New Hampshire

Wildcats 1974
(Authentic Reproduction)

For those who have not been fortunate enough to enjoy the fall season in New England, the foliage is as beautiful and the fresh air as brisk and refreshing as literature and lore have described. Though there would perhaps be an argument among the New England states as to which is most beautiful or majestic, each can stake a claim with New Hampshire certainly in the forefront. Surprisingly to some, the level of athletics and education at the University Of New Hampshire is nationally recognized as excellent. Founded in 1866 as a land grant university to primarily serve the educational needs of the children of farmers and laborers within the state, the University Of New Hampshire has taken the lead in some specific areas of New England academia. With a NASA Space Science Center and alumnus Richard Linnehan, veterinarian and NASA astronaut who has logged four space flights, UNH has an area of specialty that few other universities can claim.

The football program was started in 1893 and the Wildcats nickname and mascot were adopted in 1926. A perennial power at the FCS level and prominent in the very strong Colonial Athletic Conference, the UNH teams truly came of age under the tutelage of Bill Bowes. Only twenty-eight years of age when he took over as the UNH head coach in1972, he eventually became a state treasure, school icon, and “curator” of a coaching tree that includes Chip Kelly, Mark Whipple, and current UNH head coach Sean McDonnell.

It did not take Bowes long to make his mark. On September 29, 1973 the Wildcats recorded their first win over Dartmouth in seventy-two years by a 10-9 score and they have dominated the series since. Many of the top “College Division” teams played in the Yankee Conference and have continued to this day as members of the Colonial Athletic Conference. Yet under Bowes, UNH was almost always a contender.

Bowes was a tough, heady player at Pennsylvania’s Lock Haven High School before serving as a three year letter winner and team captain at Penn State in 1964, manning his post as a dependable defensive back. He won PSU’s prestigious Student-Athlete Award for ’64 and played in the Blue-Gray Game. As an offensive line coach at New Hampshire and Boston College, he produced the same types of players as he had been. As the new head coach at UNH, he demanded full effort and got it.

His early teams set the tone for what became a head coaching career that stretched through the 1998 season, producing four conference titles and two divisional championships. His 175-106-5 record made him one of the most respected coaches of his day and his first three teams were the foundation for a very quick fix as the ‘75 and 1976 teams won the Yankee Conference crown. His identical record 4-5 squads of 1972 and ’73 learned his system and his expectations. They played hard, aggressive football, with the ’72 team led by Co-captains linebacker Ed Booker and guard Gary Moran, both All Conference choices with offensive lineman Don Miller. With nine of eleven defensive starters returning for 1973, Bowes relied upon Co-captain and linebacker Rich Langlois and linemen Mike Lanza and Russ Walters among others on this unit. Scoring only ten touchdowns for the year and yielding twenty-four interceptions, the offense did not play up to the spirited lead of the defense, though guard Dave Giguere, the other Co-captain, like Langlois, was an All Yankee Conference pick. Overcoming a tough start in ’74, Bowes’ Wildcats won four of their final five games, finished 5-4 and laid the groundwork for the championships to come.

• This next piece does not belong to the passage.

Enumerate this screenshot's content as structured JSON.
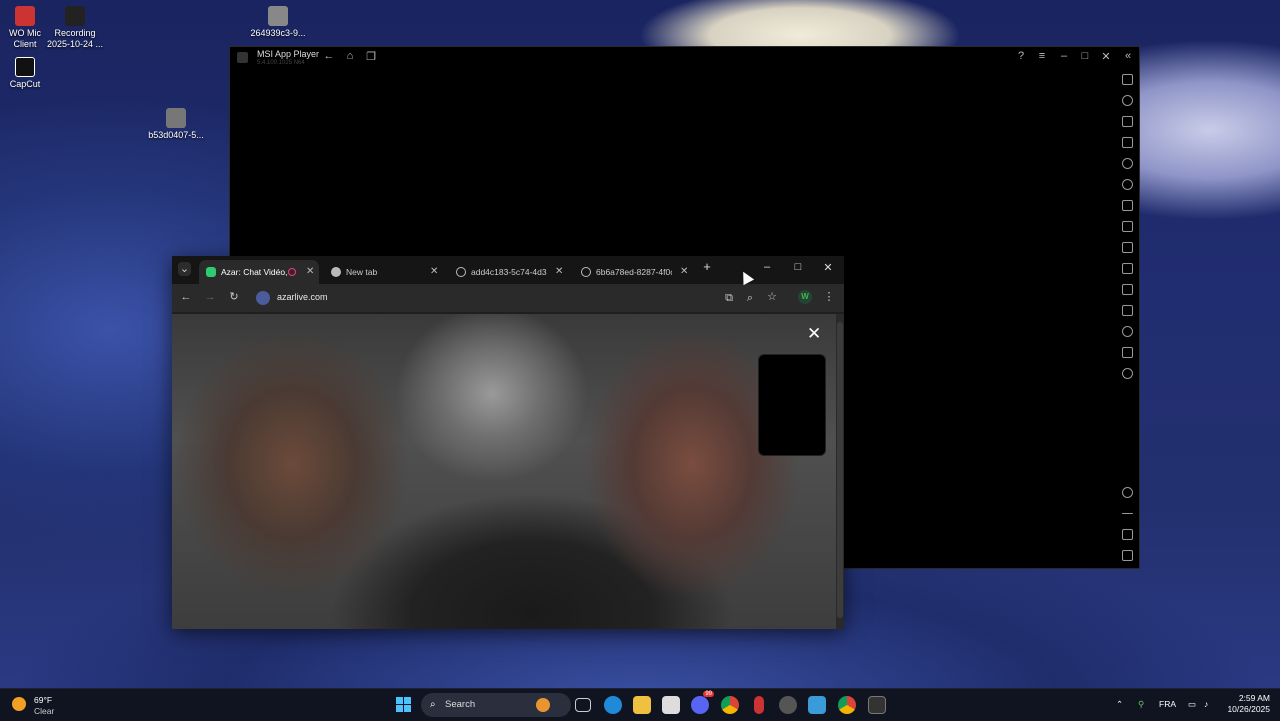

One of the key starters on the ’74 squad, led by All Conference honorees Mike Lanza and tight end Mike Maroney, was defensive lineman Russ Walters.

Expected to contribute as a sophomore and then be a leader and starter afterwards, Walters fulfilled the staff’s expectations. As a 6’2”, 250 pounder from Lodi, New Jersey, he was strong, quick, and tenacious. Not a star but certainly one of those that formed the backbone of the UNH defense, Walters was consistently good.

He completed his career at UNH recognized as an excellent football player and outstanding student. Giving the same effort to his studies, Mr. Walters earned a Bachelors Degree in Business Administration and matriculated to graduate studies in his native New Jersey. At Rutgers University, he obtained a Masters Degree in Management and in the following years, was very successful as an executive with one of the nation’s largest global specialty chemical and plastics companies. More typical than the super stars that fill the sports sections’ pages and often post-football career, littler the front pages of the newspapers with tales of financial and personal woe, Mr. Walters utilized his athletic talent, penchant for hard work and effort, and parlayed those into a successful collegiate football career and an underrated but excellent academic environment, and a rewarding vocational career after his college days.


Walters and his teammates wore uniforms that were typical of the day, void of garish and often distracting trim although the UNH jerseys did feature a beautifully embroidered Wildcat head on each sleeve.

The helmet was an expression of the straight forward ruggedness that Coach Bowes expected of his players and team. The white shell was adorned with Navy blue flanking stripes and player identification numerals on each side. The look was simple, to the point, and in its simplicity, appreciated by the UNH fans that have continued to be supportive.